Thread: tsearch2: How to use different configurations for two columns?

tsearch2: How to use different configurations for two columns?

From
Stephan Vollmer
Date:
Hi all,

is it possible to index 2 columns in a table with tsearch2 using
different configurations for each column index?

I have a table publications that is defined as follows (simplified):

CREATE TABLE publications
(
  title           text,
  author_list     text,
  fti_title       tsvector,
  fti_author_list tsvector,
)
WITHOUT OIDS;

CREATE INDEX idx_fti_author_list ON publications
  USING gist (fti_author_list);

CREATE INDEX idx_fti_title ON publications
  USING gist (fti_title);

CREATE TRIGGER tsvectorupdate_title
  BEFORE INSERT OR UPDATE ON publications
  FOR EACH ROW
  EXECUTE PROCEDURE tsearch2('fti_title', 'title');

CREATE TRIGGER tsvectorupdate_author_list
  BEFORE INSERT OR UPDATE ON publications
  FOR EACH ROW
  EXECUTE PROCEDURE tsearch2('fti_author_list', 'author_list');

The column 'author_list' contains names of authors with many
abbreviated first names, e. g. "S. Vollmer  Michael F. Smith". These
abbreviated first names "S." and "F." shouldn't be indexed.
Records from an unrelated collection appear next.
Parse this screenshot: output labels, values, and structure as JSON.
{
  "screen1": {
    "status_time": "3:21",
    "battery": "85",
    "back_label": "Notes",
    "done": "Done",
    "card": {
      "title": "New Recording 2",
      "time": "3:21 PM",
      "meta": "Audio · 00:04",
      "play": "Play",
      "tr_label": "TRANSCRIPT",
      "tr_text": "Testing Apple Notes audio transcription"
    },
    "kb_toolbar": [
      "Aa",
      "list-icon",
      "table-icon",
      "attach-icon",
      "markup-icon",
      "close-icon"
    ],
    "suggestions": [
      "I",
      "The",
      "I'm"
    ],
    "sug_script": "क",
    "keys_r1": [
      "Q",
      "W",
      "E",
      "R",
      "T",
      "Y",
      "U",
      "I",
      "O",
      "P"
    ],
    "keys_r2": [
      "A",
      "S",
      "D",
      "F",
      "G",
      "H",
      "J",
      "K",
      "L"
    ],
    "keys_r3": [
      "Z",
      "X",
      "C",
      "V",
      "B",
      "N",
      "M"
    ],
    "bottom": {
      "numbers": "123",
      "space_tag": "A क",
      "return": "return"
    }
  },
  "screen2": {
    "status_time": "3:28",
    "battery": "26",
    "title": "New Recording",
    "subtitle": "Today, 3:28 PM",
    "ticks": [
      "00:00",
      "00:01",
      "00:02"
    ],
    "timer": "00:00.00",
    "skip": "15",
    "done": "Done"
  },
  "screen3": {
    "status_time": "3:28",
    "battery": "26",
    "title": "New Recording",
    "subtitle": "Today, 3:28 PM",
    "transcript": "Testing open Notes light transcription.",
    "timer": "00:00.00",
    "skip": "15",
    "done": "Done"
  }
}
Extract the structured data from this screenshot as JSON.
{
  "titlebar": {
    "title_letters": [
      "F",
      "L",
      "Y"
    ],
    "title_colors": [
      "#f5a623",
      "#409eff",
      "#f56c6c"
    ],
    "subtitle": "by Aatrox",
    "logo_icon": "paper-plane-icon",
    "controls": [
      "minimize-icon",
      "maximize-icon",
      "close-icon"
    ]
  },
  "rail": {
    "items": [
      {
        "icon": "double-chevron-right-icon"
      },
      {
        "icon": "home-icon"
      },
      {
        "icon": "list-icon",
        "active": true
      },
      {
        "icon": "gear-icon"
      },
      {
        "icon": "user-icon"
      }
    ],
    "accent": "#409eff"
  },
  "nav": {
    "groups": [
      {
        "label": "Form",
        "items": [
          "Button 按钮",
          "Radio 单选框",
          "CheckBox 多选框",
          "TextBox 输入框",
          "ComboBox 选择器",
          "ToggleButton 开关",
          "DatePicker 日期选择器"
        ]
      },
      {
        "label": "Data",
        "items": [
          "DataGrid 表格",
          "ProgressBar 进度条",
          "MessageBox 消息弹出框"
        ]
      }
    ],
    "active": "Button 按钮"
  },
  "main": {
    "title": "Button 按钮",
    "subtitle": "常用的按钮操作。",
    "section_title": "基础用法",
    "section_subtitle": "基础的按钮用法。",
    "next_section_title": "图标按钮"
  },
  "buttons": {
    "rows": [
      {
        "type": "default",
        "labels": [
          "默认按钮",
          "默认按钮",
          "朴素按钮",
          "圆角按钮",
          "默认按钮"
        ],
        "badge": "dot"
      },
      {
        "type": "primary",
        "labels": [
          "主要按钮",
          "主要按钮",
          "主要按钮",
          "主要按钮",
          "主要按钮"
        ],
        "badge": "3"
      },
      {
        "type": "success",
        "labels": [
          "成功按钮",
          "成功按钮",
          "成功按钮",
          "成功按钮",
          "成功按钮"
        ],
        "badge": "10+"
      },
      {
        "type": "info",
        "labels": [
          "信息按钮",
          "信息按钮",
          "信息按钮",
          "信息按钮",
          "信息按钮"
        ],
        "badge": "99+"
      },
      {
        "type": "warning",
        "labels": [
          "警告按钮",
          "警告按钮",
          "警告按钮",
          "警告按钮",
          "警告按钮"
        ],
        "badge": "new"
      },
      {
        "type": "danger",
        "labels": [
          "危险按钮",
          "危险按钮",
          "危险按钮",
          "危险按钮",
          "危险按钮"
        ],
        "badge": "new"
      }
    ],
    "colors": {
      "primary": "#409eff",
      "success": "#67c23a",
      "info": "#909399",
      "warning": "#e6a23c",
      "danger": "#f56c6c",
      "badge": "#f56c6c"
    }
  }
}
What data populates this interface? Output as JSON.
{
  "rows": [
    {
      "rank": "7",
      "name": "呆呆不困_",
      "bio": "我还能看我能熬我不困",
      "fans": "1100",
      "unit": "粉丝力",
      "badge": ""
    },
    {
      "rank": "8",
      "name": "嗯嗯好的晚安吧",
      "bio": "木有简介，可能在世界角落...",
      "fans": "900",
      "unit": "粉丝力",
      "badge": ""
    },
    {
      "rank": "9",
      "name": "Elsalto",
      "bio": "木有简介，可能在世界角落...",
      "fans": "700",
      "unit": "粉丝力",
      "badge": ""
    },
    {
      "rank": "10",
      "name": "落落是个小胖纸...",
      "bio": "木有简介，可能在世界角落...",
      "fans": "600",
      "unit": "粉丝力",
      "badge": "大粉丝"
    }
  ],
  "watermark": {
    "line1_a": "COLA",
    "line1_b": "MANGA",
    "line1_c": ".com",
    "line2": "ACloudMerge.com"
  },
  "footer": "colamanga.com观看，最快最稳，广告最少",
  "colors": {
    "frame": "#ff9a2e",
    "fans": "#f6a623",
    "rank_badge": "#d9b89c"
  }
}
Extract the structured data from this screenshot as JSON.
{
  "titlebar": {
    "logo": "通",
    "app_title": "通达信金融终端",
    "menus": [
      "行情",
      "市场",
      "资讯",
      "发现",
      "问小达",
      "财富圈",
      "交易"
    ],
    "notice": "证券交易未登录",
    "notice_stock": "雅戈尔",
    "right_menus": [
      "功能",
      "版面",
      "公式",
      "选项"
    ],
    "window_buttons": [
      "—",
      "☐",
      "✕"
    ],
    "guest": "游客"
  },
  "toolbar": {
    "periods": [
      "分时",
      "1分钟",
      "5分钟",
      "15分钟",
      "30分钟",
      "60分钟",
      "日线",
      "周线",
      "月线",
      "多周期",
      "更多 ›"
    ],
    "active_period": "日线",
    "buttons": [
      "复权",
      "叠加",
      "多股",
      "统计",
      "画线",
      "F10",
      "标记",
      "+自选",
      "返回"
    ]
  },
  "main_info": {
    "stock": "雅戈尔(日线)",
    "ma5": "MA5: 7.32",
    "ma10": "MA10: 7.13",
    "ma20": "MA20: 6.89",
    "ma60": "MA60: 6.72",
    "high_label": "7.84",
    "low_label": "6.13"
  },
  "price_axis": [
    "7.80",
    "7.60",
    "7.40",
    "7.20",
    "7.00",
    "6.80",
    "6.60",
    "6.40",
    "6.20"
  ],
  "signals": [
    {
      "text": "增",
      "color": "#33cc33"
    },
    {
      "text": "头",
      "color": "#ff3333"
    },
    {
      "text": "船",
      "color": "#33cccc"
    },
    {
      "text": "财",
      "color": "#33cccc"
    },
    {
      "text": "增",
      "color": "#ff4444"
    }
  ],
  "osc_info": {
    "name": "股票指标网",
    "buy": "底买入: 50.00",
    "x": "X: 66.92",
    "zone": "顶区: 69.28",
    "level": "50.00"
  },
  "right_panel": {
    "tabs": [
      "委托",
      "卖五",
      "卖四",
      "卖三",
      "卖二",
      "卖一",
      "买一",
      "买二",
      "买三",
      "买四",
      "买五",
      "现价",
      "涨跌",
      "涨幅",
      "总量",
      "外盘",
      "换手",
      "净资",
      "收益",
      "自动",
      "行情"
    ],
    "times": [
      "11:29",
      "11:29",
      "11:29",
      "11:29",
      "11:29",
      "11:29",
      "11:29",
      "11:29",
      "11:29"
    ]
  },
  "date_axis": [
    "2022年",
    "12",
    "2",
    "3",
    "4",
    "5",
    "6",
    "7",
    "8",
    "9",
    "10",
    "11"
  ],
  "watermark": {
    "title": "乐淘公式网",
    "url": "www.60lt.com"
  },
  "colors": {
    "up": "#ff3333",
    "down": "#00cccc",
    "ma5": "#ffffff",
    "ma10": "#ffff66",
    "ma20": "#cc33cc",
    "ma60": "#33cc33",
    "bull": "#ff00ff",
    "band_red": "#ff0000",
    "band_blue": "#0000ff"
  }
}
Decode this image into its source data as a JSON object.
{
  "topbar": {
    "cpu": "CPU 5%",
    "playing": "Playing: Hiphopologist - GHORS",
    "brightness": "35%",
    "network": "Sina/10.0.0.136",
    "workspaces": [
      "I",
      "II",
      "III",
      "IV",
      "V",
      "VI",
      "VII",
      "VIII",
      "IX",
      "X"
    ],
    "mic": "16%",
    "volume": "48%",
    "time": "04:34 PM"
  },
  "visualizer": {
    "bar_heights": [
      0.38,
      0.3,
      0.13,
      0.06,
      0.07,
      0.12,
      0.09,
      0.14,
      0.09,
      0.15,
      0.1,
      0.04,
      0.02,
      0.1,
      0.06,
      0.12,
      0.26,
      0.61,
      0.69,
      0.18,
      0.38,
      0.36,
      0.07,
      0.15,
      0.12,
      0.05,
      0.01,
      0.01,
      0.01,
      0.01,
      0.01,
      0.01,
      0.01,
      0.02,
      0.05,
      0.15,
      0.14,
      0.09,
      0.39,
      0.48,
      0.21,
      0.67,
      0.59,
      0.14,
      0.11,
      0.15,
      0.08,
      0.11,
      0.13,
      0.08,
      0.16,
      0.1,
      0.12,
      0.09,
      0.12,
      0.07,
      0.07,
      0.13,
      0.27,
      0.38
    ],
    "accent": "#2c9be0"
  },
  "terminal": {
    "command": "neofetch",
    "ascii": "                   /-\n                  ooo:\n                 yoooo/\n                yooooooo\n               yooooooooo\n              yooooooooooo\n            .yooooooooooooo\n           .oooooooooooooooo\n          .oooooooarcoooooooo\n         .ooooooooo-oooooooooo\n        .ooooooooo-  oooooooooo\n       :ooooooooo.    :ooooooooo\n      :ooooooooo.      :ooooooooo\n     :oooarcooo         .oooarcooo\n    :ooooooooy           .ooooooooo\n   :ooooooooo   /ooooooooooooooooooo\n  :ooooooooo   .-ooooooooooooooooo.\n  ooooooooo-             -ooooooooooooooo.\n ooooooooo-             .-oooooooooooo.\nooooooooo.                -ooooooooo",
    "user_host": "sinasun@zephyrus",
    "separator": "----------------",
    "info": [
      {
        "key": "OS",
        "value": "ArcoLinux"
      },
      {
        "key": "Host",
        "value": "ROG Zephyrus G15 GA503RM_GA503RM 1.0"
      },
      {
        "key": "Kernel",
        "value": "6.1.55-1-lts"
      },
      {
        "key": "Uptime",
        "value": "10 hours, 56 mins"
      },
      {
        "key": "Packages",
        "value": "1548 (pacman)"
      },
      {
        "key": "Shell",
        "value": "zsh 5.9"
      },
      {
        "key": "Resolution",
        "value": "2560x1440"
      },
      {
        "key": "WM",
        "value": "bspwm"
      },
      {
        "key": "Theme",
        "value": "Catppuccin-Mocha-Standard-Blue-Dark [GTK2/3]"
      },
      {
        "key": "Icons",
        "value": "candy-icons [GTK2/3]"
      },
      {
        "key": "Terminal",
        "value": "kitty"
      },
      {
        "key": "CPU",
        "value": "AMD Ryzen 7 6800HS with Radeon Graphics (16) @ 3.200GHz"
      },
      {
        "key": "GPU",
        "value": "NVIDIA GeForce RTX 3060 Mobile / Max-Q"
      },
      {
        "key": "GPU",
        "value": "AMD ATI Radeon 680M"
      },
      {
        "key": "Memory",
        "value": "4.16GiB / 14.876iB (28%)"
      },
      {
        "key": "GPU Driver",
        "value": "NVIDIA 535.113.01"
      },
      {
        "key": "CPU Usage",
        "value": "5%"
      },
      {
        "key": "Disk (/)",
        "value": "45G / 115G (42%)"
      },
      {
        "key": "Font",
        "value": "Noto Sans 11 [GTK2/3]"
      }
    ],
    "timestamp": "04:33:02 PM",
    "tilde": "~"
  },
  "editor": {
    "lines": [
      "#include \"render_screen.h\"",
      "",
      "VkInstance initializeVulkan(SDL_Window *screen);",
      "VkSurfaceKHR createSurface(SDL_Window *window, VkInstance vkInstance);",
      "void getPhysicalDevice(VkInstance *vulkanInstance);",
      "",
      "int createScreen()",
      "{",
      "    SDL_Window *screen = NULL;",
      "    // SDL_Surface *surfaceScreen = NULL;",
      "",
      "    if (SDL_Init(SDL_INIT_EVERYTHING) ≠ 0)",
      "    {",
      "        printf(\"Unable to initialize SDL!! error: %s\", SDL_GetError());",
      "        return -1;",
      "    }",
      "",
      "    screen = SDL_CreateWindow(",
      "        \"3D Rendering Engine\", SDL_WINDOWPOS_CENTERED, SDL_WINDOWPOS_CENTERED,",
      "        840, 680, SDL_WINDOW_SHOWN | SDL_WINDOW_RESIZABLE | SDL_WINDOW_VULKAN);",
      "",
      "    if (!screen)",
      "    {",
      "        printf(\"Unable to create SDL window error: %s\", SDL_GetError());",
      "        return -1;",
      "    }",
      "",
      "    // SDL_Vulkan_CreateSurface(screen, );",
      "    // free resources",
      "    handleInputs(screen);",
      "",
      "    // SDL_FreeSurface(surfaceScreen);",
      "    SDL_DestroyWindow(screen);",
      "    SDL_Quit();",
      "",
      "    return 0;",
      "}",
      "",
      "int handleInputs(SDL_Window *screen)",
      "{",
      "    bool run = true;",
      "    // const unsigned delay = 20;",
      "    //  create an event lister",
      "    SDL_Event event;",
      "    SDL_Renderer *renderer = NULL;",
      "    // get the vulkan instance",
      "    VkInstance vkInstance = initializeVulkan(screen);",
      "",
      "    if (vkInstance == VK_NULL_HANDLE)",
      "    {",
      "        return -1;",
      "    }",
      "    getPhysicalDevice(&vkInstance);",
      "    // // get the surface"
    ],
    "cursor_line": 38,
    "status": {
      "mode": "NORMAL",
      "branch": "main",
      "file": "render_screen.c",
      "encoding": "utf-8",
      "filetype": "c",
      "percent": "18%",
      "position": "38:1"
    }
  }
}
To do
this, I created a tsearch2 configuration 'authors' that uses a
stopword list with "a...z" as stopwords.

The configuration seems to work fine, but I can't get tsearch2 to
use the 'author' config for column 'author_list' and 'default'
config for column 'title'. Is there any way to accomplish this?


If the solution is not possible or too complicated, as a workaround
I could use a function that deletes the abbreviated first names
before the column is indexed - similar to the function
"dropatsymbol()" mentioned in the tsearch2 documentation. I tried to
use replace(), but I'd need a function with regexps.

Thanks in advance,

- Stephan

Attachment

Re: tsearch2: How to use different configurations for two columns?

From
"Andrew J. Kopciuch"
Date:
>
> The configuration seems to work fine, but I can't get tsearch2 to
> use the 'author' config for column 'author_list' and 'default'
> config for column 'title'. Is there any way to accomplish this?
>

It's totally possible.  I don't think you can accomplish this using the simple
tsearch triggers as you declared.  The triggers fire using the configuration
set by curcfg() or will search for the one matching your locale.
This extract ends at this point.